Samuel Singer (Ottawa; Google Scholar) & Allison Christians (McGill; Google Scholar), Critical Perspectives in Canadian Tax Law, in Critical Conversations in Canadian Public Law (University of Ottawa Press 2025):
The purpose of this article is to spotlight the role of critical tax law scholarship in Canada. We argue that critical perspectives are essential to identifying inequities in Canadian tax law, from the most specific tax rules to the core structure of tax regimes. We begin by focusing on the contribution of critical perspectives in analyzing specific tax rules, using examples of tax relief for trans medical expenses and the exemption of menstruation products from sales tax. We then focus on the importance of critical perspectives in the analysis of tax law regimes and show how critical legal scholars reveal the colonialism reflected in Canada’s tax relationships with First Nations and with other states. We demonstrate that a core challenge for critical tax law scholars is to navigate the disparity that arises between harmful tax policy choices that prompt reform and those which meet silence. We conclude that a major contribution of critical tax law scholarship in Canada to date has been to demonstrate that tax law cannot be exclusively delegated to technical experts but requires broad and inclusive policy attention.
Conclusion
Tax law shapes socio-economic relationships, whether between individuals or entities or across societies. The content and impact of tax rules and tax regimes should therefore be central in scholarship and public discourse surrounding the role law plays in shaping our lives. Feminist legal scholarship, critical race theory, Indigenous legal studies, queer legal studies, critical disability studies, and trans legal scholarship have made the case for the central role of critical perspectives in legal analysis. Critical perspectives are essential to informing public debate by revealing and confronting the disparate and harmful impacts of tax rules and regimes.

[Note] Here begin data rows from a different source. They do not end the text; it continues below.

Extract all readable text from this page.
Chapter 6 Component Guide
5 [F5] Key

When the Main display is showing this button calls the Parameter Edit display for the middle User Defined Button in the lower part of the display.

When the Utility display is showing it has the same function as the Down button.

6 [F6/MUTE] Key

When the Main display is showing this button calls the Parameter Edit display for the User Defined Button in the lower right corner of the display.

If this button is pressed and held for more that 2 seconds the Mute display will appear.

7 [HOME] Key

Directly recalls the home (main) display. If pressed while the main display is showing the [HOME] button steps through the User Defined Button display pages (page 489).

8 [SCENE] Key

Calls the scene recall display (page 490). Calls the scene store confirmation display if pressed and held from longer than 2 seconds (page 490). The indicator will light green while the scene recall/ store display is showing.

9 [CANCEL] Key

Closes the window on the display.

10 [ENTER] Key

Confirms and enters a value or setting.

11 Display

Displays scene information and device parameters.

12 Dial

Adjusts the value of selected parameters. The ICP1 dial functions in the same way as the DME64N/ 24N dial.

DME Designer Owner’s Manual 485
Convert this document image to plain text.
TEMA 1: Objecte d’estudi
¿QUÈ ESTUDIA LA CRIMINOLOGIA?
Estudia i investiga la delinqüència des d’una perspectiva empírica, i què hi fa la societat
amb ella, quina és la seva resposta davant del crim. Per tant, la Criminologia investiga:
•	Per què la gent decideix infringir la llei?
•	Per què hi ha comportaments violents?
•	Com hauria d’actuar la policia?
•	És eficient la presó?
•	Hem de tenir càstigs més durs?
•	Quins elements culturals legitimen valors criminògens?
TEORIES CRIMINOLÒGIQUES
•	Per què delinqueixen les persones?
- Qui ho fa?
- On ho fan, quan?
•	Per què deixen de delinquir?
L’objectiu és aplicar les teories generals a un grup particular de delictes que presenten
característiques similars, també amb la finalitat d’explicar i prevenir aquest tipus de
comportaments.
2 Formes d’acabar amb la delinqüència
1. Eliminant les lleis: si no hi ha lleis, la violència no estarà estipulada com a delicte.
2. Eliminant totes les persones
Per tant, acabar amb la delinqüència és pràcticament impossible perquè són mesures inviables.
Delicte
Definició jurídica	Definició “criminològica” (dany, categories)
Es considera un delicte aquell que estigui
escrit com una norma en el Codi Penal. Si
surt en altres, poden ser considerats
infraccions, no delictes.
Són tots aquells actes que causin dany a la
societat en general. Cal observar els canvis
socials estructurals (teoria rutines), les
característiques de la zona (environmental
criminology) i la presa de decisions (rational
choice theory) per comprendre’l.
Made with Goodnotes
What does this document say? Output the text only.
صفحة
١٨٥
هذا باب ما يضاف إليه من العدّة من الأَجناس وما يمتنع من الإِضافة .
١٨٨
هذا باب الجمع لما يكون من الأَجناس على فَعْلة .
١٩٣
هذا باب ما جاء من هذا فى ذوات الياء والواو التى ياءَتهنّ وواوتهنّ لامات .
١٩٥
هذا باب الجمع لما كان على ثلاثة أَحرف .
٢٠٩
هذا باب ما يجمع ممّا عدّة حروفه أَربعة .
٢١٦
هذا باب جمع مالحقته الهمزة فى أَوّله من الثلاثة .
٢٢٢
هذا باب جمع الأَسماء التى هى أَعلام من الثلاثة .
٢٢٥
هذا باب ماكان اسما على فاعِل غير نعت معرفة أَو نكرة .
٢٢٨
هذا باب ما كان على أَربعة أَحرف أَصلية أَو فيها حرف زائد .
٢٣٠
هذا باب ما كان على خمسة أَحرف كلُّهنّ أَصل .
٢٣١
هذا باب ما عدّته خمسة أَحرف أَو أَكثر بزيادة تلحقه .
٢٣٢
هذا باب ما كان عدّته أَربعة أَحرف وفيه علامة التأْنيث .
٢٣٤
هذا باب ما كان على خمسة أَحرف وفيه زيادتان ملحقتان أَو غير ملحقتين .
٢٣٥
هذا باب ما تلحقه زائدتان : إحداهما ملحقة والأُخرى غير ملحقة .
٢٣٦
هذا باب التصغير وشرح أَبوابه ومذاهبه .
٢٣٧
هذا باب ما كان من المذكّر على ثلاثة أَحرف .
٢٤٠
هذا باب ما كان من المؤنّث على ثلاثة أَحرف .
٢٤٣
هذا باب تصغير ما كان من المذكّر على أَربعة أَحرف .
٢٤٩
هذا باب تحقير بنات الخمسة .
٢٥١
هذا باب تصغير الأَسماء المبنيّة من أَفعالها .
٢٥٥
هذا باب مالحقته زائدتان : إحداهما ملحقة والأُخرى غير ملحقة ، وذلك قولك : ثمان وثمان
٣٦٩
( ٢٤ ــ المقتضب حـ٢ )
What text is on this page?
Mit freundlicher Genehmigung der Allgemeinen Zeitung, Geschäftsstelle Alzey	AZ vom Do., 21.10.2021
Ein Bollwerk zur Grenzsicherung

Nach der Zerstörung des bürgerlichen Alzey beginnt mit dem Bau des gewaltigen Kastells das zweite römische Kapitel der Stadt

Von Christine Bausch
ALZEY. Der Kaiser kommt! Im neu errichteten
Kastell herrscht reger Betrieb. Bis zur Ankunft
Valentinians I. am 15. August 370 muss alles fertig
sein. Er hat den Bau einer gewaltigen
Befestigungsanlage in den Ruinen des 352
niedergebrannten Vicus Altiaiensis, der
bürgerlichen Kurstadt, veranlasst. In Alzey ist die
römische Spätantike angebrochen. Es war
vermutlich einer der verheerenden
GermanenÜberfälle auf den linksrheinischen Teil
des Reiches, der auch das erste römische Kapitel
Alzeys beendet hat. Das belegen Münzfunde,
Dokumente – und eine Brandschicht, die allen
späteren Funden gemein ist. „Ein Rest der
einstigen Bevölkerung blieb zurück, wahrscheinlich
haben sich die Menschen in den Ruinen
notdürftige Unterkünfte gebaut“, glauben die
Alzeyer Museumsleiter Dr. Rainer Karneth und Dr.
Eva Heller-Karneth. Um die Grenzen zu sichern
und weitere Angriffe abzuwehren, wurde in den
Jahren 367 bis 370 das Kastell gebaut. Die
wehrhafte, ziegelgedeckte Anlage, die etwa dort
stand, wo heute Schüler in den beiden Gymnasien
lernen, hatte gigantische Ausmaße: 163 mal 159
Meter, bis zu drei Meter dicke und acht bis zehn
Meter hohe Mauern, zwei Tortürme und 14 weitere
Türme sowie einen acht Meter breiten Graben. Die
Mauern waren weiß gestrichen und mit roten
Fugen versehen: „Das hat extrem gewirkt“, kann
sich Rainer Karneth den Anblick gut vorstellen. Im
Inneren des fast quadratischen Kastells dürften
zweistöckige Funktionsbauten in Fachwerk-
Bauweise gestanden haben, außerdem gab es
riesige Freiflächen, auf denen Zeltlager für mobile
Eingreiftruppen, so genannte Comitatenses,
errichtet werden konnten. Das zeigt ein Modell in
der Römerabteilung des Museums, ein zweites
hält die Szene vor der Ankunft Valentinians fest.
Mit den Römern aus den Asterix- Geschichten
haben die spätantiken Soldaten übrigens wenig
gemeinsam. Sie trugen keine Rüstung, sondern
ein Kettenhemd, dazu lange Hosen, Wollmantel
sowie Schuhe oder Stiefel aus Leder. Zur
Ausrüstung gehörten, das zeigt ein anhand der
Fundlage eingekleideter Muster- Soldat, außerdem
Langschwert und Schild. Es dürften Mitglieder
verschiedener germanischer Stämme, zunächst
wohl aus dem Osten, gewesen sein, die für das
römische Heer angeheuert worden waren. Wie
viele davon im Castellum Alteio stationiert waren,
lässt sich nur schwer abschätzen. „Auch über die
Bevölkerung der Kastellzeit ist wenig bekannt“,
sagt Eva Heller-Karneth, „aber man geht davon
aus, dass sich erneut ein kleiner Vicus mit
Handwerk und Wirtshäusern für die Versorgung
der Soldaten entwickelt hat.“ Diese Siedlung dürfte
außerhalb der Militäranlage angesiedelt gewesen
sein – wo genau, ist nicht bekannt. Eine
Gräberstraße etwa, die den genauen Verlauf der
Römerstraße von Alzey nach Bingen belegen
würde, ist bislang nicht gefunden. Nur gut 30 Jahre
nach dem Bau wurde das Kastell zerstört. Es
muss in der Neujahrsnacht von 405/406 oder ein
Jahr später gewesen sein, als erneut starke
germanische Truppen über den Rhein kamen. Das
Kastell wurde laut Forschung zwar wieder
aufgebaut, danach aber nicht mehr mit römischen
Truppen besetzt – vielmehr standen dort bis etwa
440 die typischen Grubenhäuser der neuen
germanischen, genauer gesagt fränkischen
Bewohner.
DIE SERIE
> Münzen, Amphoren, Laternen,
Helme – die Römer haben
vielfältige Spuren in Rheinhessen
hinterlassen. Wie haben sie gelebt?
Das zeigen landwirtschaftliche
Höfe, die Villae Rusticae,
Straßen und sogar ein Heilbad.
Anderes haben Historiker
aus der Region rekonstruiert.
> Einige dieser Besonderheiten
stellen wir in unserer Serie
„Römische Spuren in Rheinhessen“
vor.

Critical legal analysis of tax rules demonstrates how line-drawing can reflect and maintain inequities within societies, and how tax policy is central in public policy debates about the role of the state. Critical legal analysis of tax law regimes demonstrates how governments’ tax relationships with First Nations and other states reflect and maintain inequities across societies. These two core areas of critical tax studies reveal that tax policy choices sometimes inspire public attention and legal reform, as in the case of the Pink Tax movement, while others continue unabated, as in the ongoing inequities in terms of tax cooperation among nations.
Critical tax law scholarship in Canada is key to making tax policy choices personal to experts and non-experts alike. It reveals the subjective decision-making that has become embedded in traditional norms and assumptions and demonstrates the case for reform. Critical tax studies show that even obscure tax rules and complex tax regimes should not be shaped solely through discussion among experts but deserve broad-based, inclusive policy attention.